Quyên Nguyen-Le
May 11, 2016 3:46 pm
TED ALJIBE/AFP/Getty Images

This week, 49-year-old Geraldine Roman became the first transgender politician to win a congressional seat in the Philippines, making history as the highest-ranking openly LGBT politician in the predominantly Catholic country. According to a report from CNN, exit polls indicate that she won 62% of the votes for a seat in the House of Representatives in the Bataan province, a farming community north of the capital Manila, a position which was previously held by her mother and her father before that.

While other transwomen have previously run for congress in recent years, Geraldine Roman’s victory is seen as a source of hope to many in the Philippines, where divorce, abortion, and same-sex marriage are banned. The status of LGBT people in the Philippines has made international headlines recently, with news about the murder of Jennifer Laude by a U.S. Marine and when boxer-turned-politician Manny Pacquiao compared gay people to animals.

Roman has vowed to work towards enacting an anti-discrimination bill for LGBT people that would provide government protection for equal treatment in the workplace, schools, businesses, and government offices, as well repealing a law passed in 2001 that has made it impossible for transgender Filipinos to change their name and gender in legal records. While Roman has made LGBT issues an important part of her campaign, she has also stated that her priorities are the needs of the people of Bataan, as well as addressing nationwide poverty.

“Equality [is] not only in terms of gender but also in terms of socioeconomic status. To be rich or poor should not matter. Whether educated or not, people should have the same opportunities so I’m going beyond gender to include more issues,” she said.

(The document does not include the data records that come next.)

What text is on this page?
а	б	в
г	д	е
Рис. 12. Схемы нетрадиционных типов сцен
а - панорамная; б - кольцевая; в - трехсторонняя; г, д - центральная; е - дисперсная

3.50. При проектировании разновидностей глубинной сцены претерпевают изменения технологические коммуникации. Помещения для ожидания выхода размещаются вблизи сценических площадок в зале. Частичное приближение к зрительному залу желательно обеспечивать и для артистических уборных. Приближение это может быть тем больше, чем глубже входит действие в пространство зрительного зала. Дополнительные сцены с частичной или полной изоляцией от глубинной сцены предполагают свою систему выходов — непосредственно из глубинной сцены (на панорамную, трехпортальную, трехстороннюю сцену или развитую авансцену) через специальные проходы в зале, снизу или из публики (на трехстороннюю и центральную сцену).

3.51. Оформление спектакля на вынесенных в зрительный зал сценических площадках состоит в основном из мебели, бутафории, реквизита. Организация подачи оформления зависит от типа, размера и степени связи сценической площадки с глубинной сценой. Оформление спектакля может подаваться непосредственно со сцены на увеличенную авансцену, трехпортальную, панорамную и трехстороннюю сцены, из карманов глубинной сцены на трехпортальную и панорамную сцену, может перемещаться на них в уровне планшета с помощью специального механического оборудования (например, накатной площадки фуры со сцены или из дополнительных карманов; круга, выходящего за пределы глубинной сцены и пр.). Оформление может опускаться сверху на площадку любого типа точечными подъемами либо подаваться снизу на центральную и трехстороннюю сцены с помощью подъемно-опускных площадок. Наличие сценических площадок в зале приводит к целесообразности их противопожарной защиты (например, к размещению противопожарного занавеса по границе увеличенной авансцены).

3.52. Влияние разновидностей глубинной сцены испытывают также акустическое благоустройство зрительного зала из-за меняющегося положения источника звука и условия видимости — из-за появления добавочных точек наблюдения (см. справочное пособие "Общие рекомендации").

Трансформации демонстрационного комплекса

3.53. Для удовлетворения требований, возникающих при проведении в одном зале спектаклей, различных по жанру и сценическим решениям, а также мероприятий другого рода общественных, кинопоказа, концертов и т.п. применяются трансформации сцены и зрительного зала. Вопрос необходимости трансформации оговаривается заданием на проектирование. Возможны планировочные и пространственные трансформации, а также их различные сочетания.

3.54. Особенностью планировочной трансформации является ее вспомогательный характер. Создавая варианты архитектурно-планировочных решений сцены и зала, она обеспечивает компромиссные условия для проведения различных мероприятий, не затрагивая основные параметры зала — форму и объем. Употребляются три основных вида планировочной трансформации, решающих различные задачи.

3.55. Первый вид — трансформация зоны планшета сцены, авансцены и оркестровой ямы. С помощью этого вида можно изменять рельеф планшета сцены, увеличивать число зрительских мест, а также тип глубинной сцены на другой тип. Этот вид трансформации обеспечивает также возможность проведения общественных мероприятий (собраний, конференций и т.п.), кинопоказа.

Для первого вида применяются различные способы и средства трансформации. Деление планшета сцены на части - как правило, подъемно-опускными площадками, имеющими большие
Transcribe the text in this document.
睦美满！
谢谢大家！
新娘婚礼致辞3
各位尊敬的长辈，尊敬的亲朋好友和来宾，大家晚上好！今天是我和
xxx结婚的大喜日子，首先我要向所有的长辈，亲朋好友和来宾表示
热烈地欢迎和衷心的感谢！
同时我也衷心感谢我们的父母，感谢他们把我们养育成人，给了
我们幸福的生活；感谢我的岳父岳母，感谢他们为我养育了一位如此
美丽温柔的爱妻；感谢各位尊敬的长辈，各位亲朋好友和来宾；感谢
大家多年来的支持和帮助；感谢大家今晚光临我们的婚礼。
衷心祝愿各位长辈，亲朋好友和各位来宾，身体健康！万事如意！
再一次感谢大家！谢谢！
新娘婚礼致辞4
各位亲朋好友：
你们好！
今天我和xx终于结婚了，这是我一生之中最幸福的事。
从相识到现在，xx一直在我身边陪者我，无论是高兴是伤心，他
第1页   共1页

“At the start, my opponents are trying to convert my gender into an issue and it turns out that people don’t mind,” says Roman, who holds two masters degrees from Spain and speaks five languages. “I’m elated, very, very happy. I’m also excited to work. I realise that the burden is bigger because the stereotype of people about the LGBT is we are frivolous, that we have nothing substantial to say, so I have to prove them wrong.”